The New York State Public Service Commission on Jan. 22 approved the 2025 zero-emissions credit program (ZEC) extension proposal to provide necessary financial certainty for New York’s existing fleet of upstate nuclear power plants to ensure that they continue to operate. 

“These four nuclear reactors provide 21 percent of New York State’s power and more than 40 percent of the state’s zero-emission power and support the state’s pursuit of a clean, reliable electric grid. The ZEC program is one of the most cost-effective options to retain energy resources with low emissions and ensure the safe operation of these facilities for years to come,” the PSC said.

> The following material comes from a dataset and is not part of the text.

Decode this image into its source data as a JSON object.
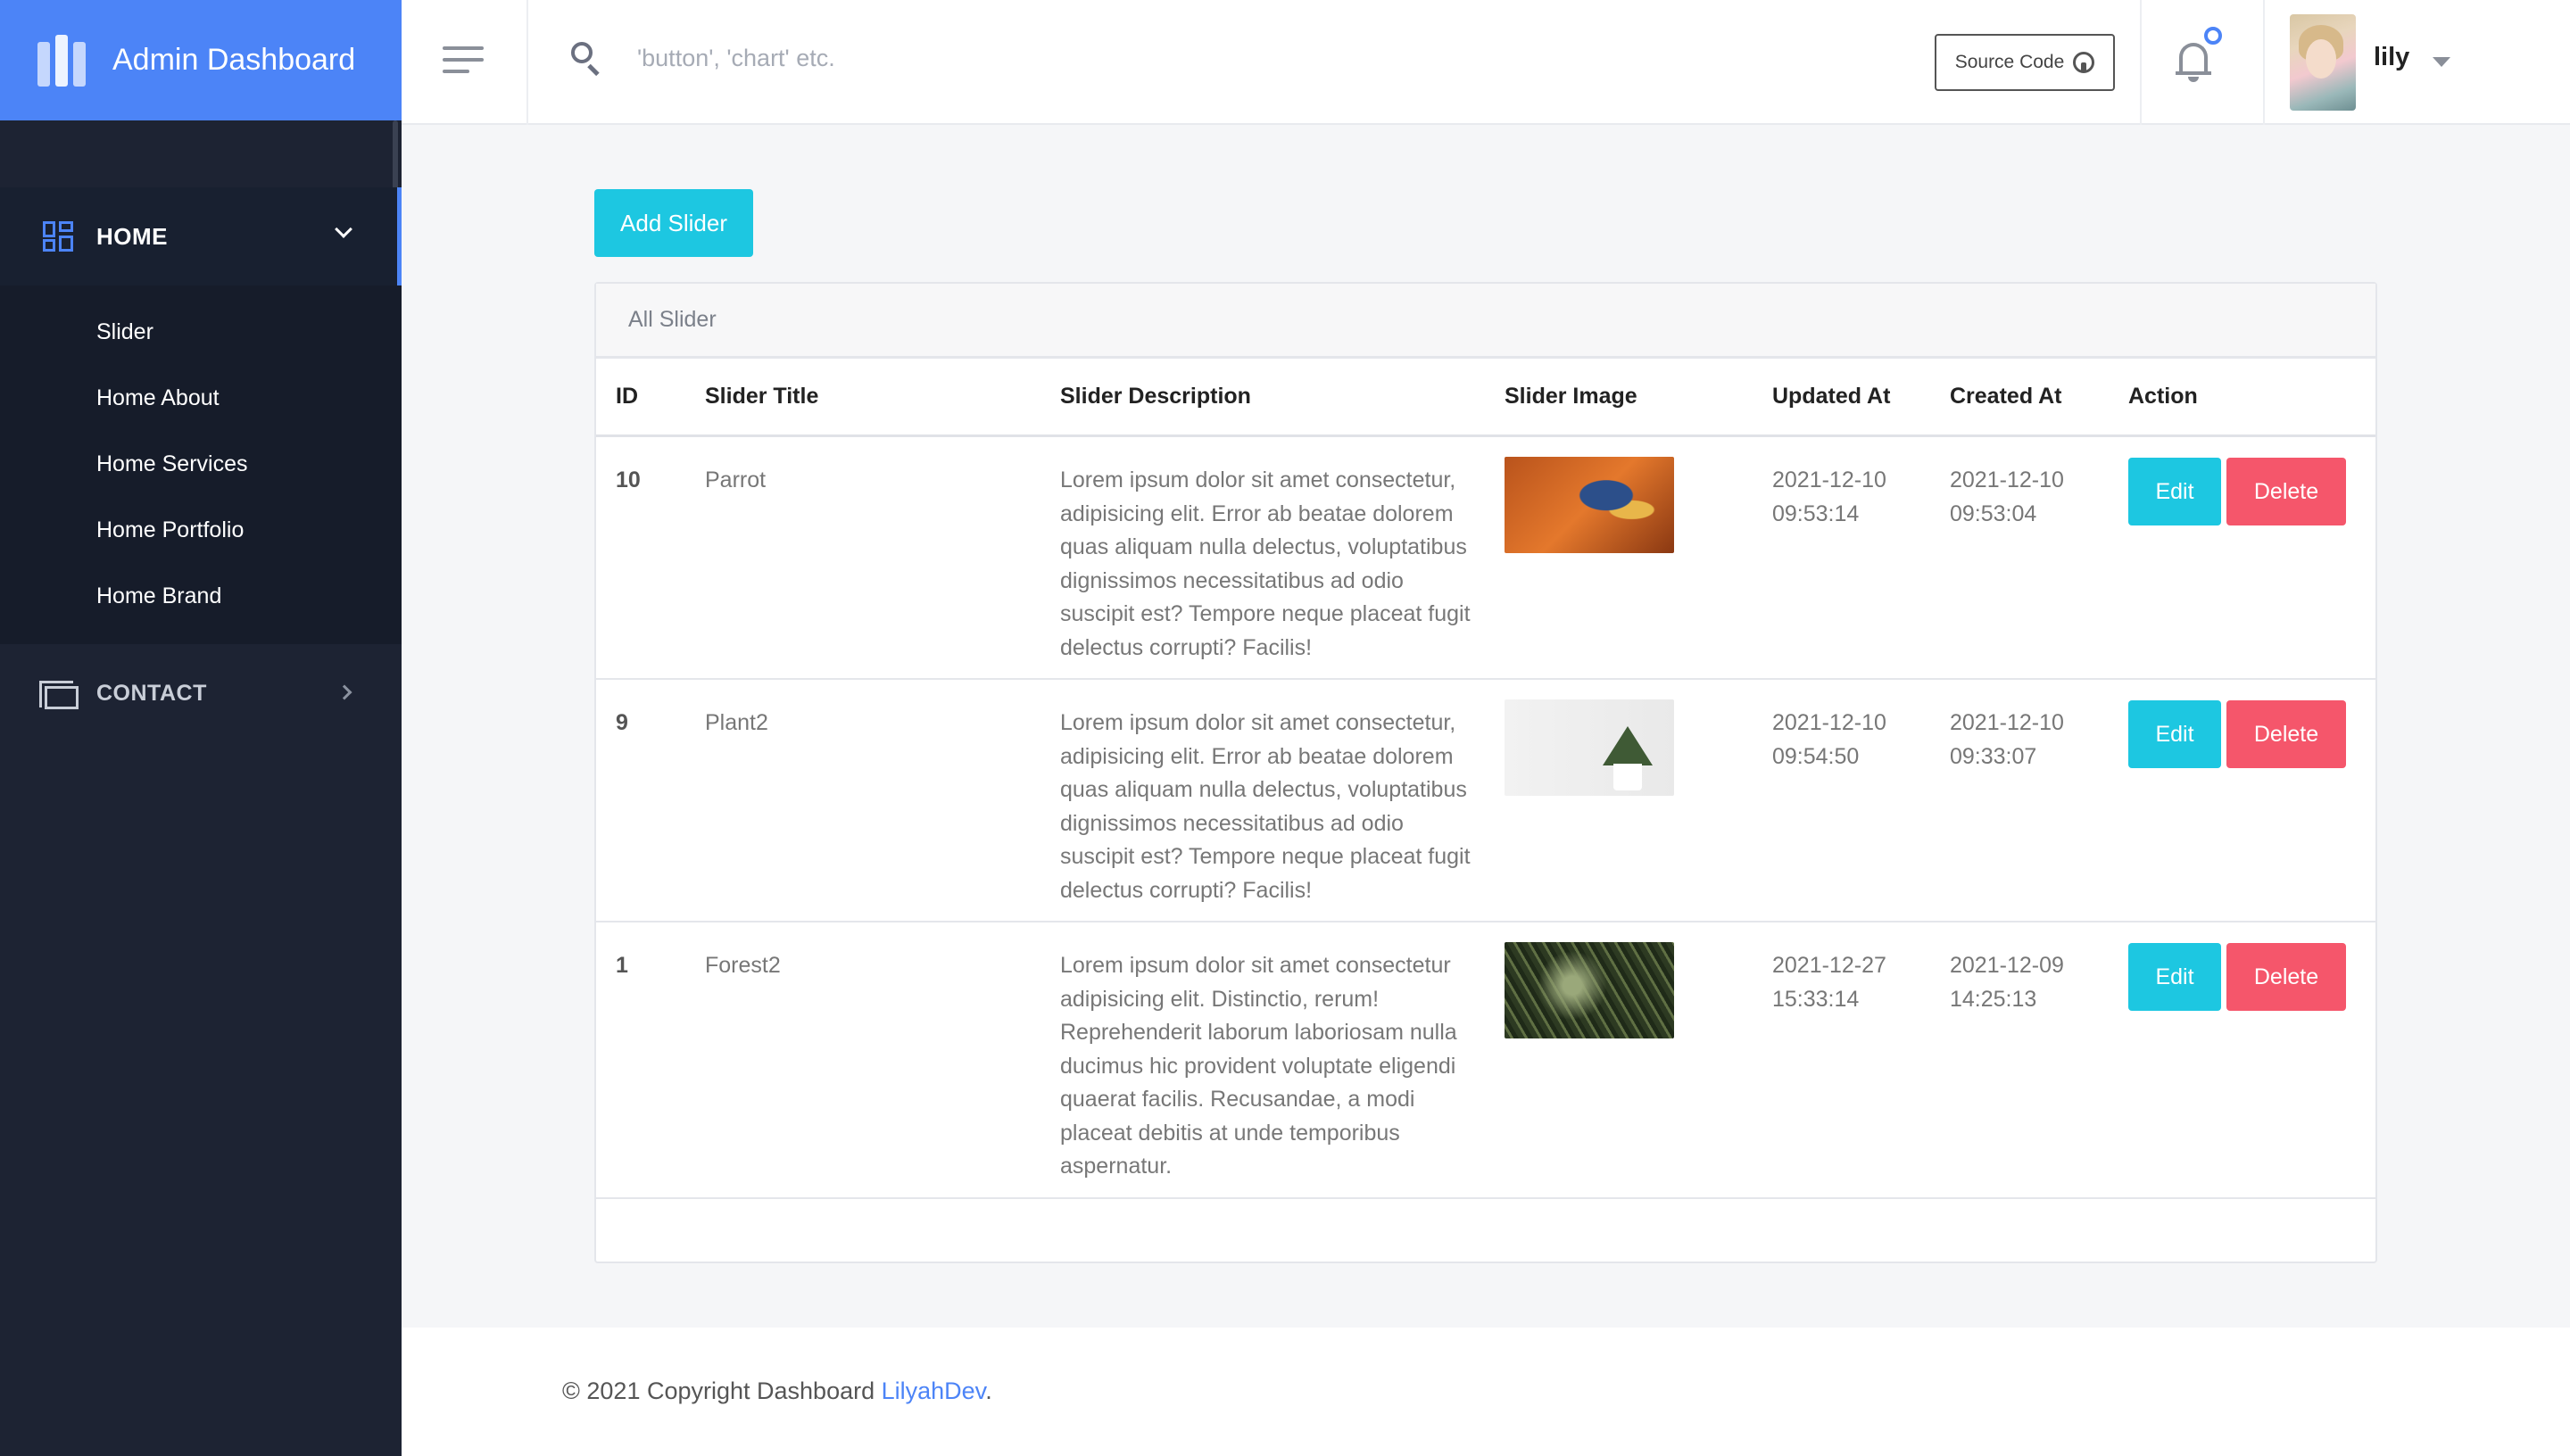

“Extending the ZEC program through 2049 will help provide the upstate nuclear generators with the financial support they need to continue operating,” said Commission Chair Rory Christian. “Failing to extend the ZEC program creates a risk of these plants closing, which could have significant impacts on reliability, resource adequacy, and achievement of Statewide clean energy goals.”

To protect ratepayers, the Commission’s action includes safeguards such as contract performance requirements, a mechanism for reducing ZEC payments in the event other financial support becomes available, and a periodic program review process to ensure the funding provided through the ZEC program remains just and reasonable.

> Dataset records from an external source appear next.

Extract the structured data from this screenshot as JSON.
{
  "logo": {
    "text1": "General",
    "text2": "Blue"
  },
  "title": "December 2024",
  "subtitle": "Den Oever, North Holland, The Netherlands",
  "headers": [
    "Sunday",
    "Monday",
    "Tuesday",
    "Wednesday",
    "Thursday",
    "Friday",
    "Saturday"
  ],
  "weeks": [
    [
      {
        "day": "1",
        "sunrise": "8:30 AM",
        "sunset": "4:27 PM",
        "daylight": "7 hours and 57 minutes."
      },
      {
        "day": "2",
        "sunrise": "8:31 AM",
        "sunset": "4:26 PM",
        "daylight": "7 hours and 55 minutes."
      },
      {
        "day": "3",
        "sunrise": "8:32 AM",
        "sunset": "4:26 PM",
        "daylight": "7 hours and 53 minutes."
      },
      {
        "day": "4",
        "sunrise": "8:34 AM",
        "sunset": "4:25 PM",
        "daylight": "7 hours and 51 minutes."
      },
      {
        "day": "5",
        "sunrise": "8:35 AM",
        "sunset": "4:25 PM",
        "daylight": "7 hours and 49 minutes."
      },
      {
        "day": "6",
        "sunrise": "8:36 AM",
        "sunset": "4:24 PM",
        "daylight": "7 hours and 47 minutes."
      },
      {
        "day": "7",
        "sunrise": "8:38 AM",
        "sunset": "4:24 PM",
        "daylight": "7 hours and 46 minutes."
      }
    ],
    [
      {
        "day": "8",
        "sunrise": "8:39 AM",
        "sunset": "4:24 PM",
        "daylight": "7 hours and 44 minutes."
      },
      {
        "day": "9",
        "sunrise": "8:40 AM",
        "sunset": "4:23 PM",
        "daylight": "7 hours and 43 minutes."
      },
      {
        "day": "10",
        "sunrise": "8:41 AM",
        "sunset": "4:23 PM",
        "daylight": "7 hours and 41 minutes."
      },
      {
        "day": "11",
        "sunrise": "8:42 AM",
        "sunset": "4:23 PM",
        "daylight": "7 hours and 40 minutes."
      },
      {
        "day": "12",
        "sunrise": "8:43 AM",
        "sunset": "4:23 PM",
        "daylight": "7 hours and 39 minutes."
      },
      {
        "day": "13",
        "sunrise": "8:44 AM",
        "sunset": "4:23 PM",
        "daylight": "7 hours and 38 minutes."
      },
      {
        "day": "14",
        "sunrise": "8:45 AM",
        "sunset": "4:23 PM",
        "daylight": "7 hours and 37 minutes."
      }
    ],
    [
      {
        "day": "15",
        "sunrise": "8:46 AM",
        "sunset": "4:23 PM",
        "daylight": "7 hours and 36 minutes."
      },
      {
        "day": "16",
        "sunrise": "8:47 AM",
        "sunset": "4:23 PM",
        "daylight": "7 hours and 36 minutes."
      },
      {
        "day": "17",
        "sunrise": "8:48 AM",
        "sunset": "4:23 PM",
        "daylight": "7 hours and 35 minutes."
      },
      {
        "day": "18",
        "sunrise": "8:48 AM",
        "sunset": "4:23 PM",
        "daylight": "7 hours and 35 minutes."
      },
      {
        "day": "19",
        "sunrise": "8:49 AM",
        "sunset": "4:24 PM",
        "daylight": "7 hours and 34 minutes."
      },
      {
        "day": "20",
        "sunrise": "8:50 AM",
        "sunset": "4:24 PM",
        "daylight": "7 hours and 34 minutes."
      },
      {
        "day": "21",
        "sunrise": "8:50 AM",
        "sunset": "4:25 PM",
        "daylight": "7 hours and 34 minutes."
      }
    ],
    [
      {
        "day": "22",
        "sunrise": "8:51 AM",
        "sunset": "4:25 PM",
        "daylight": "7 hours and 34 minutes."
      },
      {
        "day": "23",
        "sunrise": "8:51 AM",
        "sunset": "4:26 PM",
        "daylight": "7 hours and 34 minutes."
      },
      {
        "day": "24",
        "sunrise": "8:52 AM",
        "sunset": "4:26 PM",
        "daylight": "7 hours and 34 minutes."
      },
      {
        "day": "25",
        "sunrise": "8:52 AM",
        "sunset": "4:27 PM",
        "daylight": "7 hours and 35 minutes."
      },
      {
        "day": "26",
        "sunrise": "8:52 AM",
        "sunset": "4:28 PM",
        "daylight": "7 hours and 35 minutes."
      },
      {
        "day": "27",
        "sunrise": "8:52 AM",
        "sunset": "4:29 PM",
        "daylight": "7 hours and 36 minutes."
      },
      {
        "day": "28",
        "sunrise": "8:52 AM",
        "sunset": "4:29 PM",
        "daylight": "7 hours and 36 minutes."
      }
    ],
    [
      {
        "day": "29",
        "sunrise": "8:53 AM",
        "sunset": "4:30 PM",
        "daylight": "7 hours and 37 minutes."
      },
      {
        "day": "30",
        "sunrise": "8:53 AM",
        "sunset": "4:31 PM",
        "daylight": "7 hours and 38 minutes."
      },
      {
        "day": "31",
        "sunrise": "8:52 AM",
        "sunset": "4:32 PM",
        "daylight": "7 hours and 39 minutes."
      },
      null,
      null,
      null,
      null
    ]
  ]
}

The Commission said its decision was based on several factors, including the reality that, should these facilities close, statewide greenhouse gas emissions would increase. 

"While the state continues to build new renewable energy projects, doing so without nuclear would increase the costs of the state’s transition to a cleaner electric grid," the Commission said.

Additionally, without New York’s four nuclear reactors (Ginna, Nine Mile with two nuclear reactors, and Fitzpatrick) "the state would face unacceptable system reliability risks as a result of insufficient power," the PSC said. 

The Commission also recognized the need for new investments at these facilities to reduce age-related risks among other considerations before acting to continue the existing ZEC program to support the extended operation of upstate nuclear generators through 2049, it said.

The Commission’s action is also part of Governor Kathy Hochul’s initiative to catalyze new, advanced nuclear energy development in New York. 

In June, Hochul directed the New York Power Authority to develop and construct a zero-emission advanced nuclear power plant in upstate New York to support a reliable and affordable electric grid, while providing the necessary zero-emission electricity to achieve a clean energy economy.

In her recently announced State of the State plan, Hochul called on the Department to facilitate a cost-effective pathway to 4 additional gigawatts of new nuclear energy, that will combine with existing nuclear generation and NYPA’s previously announced 1 gigawatt project to create an 8.4 gigawatt “backbone” of reliable energy for New Yorkers. 

Further details on how this new target will be achieved will be developed through a Commission proceeding where all stakeholders will have an opportunity to provide input on the best pathway to realize this goal.

The Jan. 22 action builds on two PSC proceedings — Zero Emissions by 2040 and Clean Energy Standard —that are investigating the role of zero-emissions resources like advanced nuclear.

Extending the ZEC program through 2049 will help provide the upstate nuclear generators with additional financial support needed to continue operating, beyond what they earn in the markets and from available federal tax credits, the Commission said.

"Conversely, failing to extend the ZEC program creates a risk of these plants closing, which could have significant impacts on reliability, resource adequacy, and achievement of statewide climate goals. To protect ratepayers, the Commission opted to include safeguards such as contract performance requirements, a mechanism for reducing ZEC payments in the event other (e.g., federal) financial support becomes available, and a periodic program review process to ensure that the ZEC program remains just and reasonable."

In its decision, the Commission made some minor changes to the ZEC program, most notably with some updated formulae such as the Social Cost of Carbon (SCC) and revenues related to the Regional Greenhouse Gas Initiative (RGGI). 

The Commission opted to continue the current ZEC 1.0 program structure and cost recovery methodology whereby NYSERDA assesses each New York load-serving entity (LSE) a uniform wholesale per-MWh charge that is applied to the LSE's actual wholesale load, to calculate their monthly ZEC obligation payments. 

Currently, the ZEC program costs ratepayers in New York approximately $408 million annually. In New York, Constellation Energy Generation LLC owns four nuclear reactors in Oswego and Ontario, in Oswego and Wayne counties, respectively. The company has applied to federal authorities to relicense the facilities.

Further, the Commission decided that the extension of the ZEC program (ZEC 2.0 program) should be administered in two-year tranches, with an initial bridge tranche to align the program with the calendar year. Most comments received in the proceeding favored continued support for the upstate nuclear facilities. The ZEC extension provides the necessary financial certainty for Constellation to commence the license renewal process with the Nuclear Regulatory Commission.

In terms of next steps, the Commission directed NYSERDA to develop and file an updated ZEC implementation plan to reflect the ZEC 2.0 Program. The updated implementation plan must, among other things, detail how any savings from federal tax credits received by the upstate nuclear facilities will be reflected in the amounts collected from ratepayers for the ZEC 2.0 Program. NYSERDA must file the plan within 60 days from today’s decision.